Looking for gains in oil? Take your time
I’ve been watching the news from the energy patch for quite a while, but never more intently than I have in the past couple of years.
There are reputable bears that predict $13 barrels of oil and rosy optimists that swear oil will be $100 a barrel by Christmas.
I’m not interested in joining anyone’s camp. I look at the facts and see if there’s a trend. And then I determine whether it’s a short-term or long-term trend. Only then do I start to look for opportunities as an investor, not a trader.
One thing you learn very early on in the investing game is that it’s very dangerous to call a bottom. But I’m calling the bottom for oil now.

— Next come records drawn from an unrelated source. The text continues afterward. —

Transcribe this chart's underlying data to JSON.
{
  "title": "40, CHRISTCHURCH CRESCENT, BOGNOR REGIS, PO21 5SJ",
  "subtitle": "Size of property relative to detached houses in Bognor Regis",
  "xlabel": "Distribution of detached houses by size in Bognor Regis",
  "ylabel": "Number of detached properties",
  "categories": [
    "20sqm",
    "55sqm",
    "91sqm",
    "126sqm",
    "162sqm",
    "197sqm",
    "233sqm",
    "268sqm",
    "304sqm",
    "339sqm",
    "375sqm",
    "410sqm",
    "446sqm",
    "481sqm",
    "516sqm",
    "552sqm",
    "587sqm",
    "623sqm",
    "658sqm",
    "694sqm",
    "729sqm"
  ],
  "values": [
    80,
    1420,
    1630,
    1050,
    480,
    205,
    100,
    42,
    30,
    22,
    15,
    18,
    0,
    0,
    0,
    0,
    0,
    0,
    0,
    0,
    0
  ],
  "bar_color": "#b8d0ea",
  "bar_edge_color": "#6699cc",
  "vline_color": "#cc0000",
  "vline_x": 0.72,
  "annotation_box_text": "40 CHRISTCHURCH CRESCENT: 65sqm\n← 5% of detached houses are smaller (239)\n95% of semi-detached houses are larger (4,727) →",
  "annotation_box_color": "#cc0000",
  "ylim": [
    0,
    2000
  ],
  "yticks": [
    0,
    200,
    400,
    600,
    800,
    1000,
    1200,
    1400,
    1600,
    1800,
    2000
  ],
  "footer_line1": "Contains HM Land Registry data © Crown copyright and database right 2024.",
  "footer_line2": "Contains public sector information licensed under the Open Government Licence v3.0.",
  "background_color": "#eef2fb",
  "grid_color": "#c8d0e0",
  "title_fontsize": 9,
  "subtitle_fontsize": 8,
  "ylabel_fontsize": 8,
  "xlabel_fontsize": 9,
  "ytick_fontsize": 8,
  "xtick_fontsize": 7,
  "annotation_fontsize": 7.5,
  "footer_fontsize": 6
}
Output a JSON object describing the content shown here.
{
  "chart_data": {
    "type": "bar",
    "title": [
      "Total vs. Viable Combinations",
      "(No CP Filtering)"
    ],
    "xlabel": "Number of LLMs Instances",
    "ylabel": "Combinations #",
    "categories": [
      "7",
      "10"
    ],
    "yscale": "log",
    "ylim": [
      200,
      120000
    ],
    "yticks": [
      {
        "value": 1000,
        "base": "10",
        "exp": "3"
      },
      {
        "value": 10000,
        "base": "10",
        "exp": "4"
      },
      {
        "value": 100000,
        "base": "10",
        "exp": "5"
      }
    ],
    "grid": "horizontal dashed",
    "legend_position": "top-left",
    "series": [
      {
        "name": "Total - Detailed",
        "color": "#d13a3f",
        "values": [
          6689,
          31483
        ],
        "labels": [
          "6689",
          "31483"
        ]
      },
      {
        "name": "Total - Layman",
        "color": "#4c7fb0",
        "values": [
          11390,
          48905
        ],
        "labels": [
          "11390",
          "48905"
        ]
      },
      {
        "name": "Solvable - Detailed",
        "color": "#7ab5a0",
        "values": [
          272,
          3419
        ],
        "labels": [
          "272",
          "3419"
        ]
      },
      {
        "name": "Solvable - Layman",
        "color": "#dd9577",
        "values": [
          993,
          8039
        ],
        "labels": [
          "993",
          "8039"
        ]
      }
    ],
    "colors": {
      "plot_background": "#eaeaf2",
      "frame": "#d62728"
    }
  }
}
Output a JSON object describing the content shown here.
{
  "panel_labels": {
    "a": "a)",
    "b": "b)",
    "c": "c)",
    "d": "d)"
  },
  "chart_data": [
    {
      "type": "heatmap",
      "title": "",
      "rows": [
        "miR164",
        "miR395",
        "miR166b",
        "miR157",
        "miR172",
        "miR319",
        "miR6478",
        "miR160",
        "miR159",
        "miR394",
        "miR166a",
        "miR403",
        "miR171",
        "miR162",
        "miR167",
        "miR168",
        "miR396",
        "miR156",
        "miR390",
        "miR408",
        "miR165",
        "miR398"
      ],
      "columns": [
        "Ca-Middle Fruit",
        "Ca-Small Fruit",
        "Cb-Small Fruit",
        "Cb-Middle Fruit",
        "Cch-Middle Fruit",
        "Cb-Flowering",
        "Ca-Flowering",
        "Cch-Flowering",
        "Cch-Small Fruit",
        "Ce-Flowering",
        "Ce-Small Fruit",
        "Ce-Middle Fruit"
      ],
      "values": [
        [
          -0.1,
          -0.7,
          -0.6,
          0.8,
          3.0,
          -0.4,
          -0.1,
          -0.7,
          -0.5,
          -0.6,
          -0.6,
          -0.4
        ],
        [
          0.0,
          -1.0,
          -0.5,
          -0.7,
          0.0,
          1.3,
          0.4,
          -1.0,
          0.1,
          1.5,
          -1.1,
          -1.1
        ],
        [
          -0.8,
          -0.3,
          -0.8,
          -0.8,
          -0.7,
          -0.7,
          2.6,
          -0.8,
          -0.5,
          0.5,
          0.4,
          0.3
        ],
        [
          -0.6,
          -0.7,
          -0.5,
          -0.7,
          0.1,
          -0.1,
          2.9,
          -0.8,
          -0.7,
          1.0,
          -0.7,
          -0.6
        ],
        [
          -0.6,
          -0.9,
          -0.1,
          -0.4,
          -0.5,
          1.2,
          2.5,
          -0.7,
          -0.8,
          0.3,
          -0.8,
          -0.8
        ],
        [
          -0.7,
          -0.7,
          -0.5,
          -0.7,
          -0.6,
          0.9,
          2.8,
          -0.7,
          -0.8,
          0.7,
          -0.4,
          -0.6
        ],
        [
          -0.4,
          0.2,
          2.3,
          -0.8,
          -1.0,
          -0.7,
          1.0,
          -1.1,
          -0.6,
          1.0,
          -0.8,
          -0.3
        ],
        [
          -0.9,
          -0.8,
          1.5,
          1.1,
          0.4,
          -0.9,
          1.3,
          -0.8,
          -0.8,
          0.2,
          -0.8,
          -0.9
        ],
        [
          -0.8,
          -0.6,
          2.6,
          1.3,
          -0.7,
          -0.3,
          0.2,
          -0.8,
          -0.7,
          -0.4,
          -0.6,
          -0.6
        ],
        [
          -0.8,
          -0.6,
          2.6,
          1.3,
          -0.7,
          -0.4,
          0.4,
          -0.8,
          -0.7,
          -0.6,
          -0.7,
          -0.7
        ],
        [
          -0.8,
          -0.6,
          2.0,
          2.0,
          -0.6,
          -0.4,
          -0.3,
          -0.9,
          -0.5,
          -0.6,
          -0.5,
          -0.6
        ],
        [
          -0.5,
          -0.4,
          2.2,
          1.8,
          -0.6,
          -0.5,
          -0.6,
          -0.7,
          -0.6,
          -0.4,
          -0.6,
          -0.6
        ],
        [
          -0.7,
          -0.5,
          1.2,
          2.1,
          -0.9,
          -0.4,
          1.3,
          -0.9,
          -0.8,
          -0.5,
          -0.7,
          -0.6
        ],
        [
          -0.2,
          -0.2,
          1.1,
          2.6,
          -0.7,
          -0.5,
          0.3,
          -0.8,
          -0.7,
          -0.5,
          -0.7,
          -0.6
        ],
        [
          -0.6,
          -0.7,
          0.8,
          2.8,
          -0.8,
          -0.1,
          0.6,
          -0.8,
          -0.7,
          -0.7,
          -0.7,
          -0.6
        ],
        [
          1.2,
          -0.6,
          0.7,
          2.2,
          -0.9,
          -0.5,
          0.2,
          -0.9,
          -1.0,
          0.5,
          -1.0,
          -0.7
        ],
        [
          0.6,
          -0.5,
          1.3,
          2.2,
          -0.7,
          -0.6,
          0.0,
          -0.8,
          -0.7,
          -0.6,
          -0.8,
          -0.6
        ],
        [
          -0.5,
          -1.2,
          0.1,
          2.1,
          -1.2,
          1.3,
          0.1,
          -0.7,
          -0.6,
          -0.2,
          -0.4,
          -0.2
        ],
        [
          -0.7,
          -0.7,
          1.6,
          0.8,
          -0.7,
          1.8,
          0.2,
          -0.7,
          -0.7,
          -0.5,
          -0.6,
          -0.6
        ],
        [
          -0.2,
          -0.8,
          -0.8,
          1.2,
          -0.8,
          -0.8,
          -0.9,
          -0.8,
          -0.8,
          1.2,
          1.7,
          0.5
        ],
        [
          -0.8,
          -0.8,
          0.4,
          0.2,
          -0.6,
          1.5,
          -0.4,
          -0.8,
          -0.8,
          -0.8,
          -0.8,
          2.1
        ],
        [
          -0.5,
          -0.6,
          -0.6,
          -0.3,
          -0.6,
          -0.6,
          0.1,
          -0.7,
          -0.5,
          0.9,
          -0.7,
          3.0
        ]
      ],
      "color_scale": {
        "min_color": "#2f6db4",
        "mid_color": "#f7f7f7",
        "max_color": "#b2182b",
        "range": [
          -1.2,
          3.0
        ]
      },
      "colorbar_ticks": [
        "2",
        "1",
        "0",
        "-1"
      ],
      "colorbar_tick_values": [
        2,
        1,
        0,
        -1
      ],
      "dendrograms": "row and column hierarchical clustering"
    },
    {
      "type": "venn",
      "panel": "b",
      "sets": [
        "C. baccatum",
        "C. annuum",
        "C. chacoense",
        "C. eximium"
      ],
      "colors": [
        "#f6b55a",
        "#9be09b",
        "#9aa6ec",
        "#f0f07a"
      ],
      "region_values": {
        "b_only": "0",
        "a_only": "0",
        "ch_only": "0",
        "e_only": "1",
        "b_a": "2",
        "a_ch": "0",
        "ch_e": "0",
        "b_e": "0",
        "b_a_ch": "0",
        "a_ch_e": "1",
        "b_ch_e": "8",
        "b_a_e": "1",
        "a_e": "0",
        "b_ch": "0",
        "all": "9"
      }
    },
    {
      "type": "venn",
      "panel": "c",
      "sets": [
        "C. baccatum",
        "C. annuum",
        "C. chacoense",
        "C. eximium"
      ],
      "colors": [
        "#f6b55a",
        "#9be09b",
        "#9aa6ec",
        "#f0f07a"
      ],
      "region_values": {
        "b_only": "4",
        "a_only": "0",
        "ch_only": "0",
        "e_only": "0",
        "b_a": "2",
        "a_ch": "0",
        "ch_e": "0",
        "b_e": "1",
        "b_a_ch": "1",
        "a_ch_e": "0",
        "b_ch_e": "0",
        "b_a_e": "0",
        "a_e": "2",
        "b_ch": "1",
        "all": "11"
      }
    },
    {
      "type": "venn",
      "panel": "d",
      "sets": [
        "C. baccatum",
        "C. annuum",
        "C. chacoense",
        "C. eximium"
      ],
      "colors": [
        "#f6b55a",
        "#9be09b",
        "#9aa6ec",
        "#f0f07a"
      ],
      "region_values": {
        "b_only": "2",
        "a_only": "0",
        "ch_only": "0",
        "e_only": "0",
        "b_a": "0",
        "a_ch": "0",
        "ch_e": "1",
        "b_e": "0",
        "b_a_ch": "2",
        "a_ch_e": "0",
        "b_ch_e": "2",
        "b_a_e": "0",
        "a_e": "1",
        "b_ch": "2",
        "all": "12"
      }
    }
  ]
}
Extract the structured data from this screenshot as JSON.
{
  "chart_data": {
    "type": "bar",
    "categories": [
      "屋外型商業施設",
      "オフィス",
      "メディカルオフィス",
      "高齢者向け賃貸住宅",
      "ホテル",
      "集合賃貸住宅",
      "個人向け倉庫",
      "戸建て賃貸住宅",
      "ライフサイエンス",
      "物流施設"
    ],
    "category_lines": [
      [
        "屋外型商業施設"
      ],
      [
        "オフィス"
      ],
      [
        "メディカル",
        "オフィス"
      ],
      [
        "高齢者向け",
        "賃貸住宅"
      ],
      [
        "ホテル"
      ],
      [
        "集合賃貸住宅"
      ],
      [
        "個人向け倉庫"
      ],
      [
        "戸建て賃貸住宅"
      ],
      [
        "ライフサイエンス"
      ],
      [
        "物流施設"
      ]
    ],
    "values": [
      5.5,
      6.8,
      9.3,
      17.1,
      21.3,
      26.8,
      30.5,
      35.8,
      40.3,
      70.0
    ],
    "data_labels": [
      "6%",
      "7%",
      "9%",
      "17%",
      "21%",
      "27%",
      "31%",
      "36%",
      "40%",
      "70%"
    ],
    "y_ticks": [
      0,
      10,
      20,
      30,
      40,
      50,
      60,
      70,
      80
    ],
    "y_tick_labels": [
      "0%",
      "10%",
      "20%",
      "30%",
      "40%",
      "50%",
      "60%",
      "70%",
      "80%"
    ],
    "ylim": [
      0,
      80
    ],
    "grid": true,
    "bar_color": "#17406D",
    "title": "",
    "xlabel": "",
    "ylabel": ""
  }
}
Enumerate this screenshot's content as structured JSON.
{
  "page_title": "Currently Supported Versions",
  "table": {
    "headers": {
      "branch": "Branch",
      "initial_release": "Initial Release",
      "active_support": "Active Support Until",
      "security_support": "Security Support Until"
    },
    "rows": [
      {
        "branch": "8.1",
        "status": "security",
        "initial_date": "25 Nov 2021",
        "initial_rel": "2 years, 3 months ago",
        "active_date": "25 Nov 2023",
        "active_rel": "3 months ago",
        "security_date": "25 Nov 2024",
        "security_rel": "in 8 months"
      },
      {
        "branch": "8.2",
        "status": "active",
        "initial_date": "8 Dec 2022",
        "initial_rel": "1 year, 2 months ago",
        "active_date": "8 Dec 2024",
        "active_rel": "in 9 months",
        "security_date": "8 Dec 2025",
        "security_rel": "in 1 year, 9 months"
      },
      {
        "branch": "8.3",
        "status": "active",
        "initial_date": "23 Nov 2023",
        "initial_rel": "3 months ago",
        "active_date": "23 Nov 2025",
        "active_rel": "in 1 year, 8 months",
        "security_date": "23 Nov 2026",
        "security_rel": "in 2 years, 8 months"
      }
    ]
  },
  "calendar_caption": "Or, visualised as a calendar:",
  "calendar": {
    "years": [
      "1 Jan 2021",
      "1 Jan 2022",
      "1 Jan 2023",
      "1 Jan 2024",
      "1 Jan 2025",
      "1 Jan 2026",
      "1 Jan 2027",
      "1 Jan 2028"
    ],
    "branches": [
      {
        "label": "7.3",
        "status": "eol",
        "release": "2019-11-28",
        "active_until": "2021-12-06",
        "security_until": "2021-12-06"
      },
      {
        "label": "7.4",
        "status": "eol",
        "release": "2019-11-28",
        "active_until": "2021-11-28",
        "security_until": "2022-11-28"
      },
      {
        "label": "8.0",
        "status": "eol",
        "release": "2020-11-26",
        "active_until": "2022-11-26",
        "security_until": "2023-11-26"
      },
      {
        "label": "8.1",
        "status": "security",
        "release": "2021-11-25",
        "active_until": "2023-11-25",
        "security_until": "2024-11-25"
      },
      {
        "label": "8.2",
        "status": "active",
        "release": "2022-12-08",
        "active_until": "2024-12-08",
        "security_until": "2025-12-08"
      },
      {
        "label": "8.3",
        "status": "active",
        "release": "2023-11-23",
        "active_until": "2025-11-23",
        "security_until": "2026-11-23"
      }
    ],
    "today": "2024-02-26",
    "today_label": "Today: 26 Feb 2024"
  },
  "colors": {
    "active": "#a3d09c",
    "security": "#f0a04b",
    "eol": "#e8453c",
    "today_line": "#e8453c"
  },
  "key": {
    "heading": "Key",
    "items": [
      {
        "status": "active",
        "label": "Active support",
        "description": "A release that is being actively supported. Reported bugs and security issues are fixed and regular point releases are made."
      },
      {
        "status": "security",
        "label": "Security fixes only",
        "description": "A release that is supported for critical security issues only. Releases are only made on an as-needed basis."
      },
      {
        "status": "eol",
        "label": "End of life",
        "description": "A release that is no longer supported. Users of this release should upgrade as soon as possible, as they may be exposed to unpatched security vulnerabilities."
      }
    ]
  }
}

While this doesn’t mean you should go out and buy any energy stocks you can find, it does mean there seems to be a number of short-term and intermediate-term factors that indicate that, barring some massive global economic surprise, oil will find its level around $50 a barrel for now.
Yes, it may sink into the low $40s or test $60, but at $50 a barrel one thing is true: U.S. producers can make money again.
What proof do I have? Well regarding U.S. producers there are three pieces of news that reinforce this view. First, U.S. rig counts have been up for two consecutive months. That means prices are close enough to break even to get the rigs back in production.
Second, fires in Canada’s oil sands region and violence in Nigeria has taken that supply off the market during the most demand-heavy season in the Northern Hemisphere.
Third, it’s been reported that Saudi Arabia’s export revenues dropped by half in 2015. Saudi Arabia produces the cheapest oil in the world, but even it can’t sustain that kind of revenue loss. The U.S. Energy Information Agency states that in 2015 Saudi Arabia saw oil revenues of $130 billion. In 2014, revenues were $247 billion. These are the lowest revenues earned by the Kingdom of Saudi Arabia since 2010.
There’s no way the Saudis can sustain this overproduction. They are funding wars in Syria and Yemen and trying to keep its own population calm. None have any end in sight.
It would be in the Kingdom’s interest to move prices higher in order to pay for everything it needs to remain in power, both internally and in the global picture of OPEC.
There’s also the fact that Marathon just bought an Oklahoma-Kansas focused energy producer for $888 million. Devon Energy also recently bought Pioneer Natural Resources for $858 million. Big players are starting to snap up weaker players that can’t buy any more time from the banksters or investors.
They don’t buy until the bottom is near. As a matter of fact, it’s this kind of action that determines a bottom.
But don’t get too excited. Just because oil will stabilize doesn’t mean the price will bring the boom times back.
That will take time.
For now, it means that we watch the energy markets, see how global growth is progressing and see if merger and acquisition activity picks up.
Then, after another quarter or two, we can start to move back into midstream plays that are structured as master limited partnerships (MLPs). They treat investors as partners and throw off profits as dividends. Midstream firms are basically pipeline companies that are toll takers on the energy highway.
As reserves fall and demand grows the pipeline companies will be the first to see real gains.